News in brief, September 2021
Last month’s tax and legal news in a few sentences.
7 September 2021 In brief
DOMESTIC NEWS IN BRIEF
- The Ministry of Finance has submitted an amendment to the Act on Excise Duties for external comments. The amendment implements an EU directive setting common rules for excise duties within the EU. The amendment has been proposed to enter into effect on 1 November 2022 and 13 February 2023.
- The Ministry of Finance has published the first bill implementing DAC 7, bringing about the automatic exchange of information received from digital platform operators, proposed to be effective 1 January 2023.
- Detailed information on the payment of VAT using a one-stop-shop mechanism from 1 July 2021 and the Ministry of Finance’s decision to extend the existing waiver of tax on certain specified taxable supplies relating to respirators from 1 September 2021 to 31 October 2021 have been published in Financial Bulletin No. 30/2021.
FOREIGN NEWS IN BRIEF
- The European Commission has informed that the EU digital levy is on hold until a final agreement on the new international taxation rules at the OECD level is reached, as the agreement will also significantly affect the digital economy sphere.

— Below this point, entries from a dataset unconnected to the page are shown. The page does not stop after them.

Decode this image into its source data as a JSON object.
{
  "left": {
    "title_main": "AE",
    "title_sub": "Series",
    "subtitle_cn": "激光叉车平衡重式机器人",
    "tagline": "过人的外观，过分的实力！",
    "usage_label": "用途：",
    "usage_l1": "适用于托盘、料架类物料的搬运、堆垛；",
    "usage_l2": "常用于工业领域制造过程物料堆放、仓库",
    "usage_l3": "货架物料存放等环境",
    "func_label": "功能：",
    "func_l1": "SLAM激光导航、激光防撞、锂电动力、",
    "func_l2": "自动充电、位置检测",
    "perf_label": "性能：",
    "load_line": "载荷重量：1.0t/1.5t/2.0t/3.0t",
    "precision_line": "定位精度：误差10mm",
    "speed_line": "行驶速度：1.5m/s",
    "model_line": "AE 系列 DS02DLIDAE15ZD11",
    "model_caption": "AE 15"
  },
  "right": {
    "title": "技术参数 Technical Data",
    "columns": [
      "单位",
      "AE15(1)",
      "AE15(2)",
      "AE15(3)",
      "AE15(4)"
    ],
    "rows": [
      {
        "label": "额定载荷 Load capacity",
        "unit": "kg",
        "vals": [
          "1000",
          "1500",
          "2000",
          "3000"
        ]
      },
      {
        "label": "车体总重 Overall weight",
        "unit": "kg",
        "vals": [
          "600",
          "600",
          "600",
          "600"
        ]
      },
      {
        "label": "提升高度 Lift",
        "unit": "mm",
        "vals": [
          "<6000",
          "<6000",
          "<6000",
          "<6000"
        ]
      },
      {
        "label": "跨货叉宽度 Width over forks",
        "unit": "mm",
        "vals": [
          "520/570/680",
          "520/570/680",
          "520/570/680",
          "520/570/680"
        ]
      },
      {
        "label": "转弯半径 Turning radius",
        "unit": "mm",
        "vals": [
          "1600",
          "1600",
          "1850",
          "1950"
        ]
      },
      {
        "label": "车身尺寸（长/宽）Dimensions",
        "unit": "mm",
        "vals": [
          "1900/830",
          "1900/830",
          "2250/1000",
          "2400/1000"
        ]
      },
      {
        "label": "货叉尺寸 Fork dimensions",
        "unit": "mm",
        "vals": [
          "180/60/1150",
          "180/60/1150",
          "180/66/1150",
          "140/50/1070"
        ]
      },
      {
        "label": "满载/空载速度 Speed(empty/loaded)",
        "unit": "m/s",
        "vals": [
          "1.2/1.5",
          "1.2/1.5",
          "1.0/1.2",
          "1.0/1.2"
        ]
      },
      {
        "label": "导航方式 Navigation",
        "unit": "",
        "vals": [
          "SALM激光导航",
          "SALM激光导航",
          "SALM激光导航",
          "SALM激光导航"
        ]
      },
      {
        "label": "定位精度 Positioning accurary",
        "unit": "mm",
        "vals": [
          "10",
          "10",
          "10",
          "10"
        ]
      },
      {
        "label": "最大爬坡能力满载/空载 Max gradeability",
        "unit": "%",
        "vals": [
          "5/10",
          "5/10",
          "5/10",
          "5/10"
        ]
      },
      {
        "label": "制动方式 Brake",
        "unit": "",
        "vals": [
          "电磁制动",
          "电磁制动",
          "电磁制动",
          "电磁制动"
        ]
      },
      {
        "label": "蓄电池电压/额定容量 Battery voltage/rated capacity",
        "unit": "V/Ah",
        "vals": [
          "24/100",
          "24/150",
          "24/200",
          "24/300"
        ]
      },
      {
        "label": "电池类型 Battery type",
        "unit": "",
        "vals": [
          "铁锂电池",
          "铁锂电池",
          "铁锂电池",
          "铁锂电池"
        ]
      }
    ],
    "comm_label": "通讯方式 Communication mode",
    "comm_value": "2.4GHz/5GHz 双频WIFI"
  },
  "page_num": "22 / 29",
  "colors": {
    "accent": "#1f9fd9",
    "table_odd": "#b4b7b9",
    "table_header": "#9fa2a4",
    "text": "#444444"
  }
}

- The OECD has published a taxation working paper focused on how research and development (R&D) tax incentives influence effective corporate income tax rates. The paper acknowledges that R&D tax incentives are the most common tax policy instrument employed by OECD countries to encourage innovation. For more information, please see the paper here.
- The OECD has released updated transfer pricing country profiles for 20 jurisdictions out of 60. The update includes new information on the transfer pricing treatment of financial transactions and the attribution of profits to permanent establishments. Further updates are expected in 2021 and in the first half of 2022. More information can be found in the country profile database.
- Poland has released details of the tax reform being prepared (the ‘Polish Deal’). Proposed key changes inter alia include relaxing the conditions for establishing and operating tax capital groups; introducing a new holding company regime; a suite of innovation-targeted tax reliefs, including incentives for hiring innovative employees, prototype relief covering test production, incentives for making initial public offerings (IPO) or investing in IPOs, robotisation relief, as well as enhanced R&D incentives. Most changes should become effective as early as from 2022.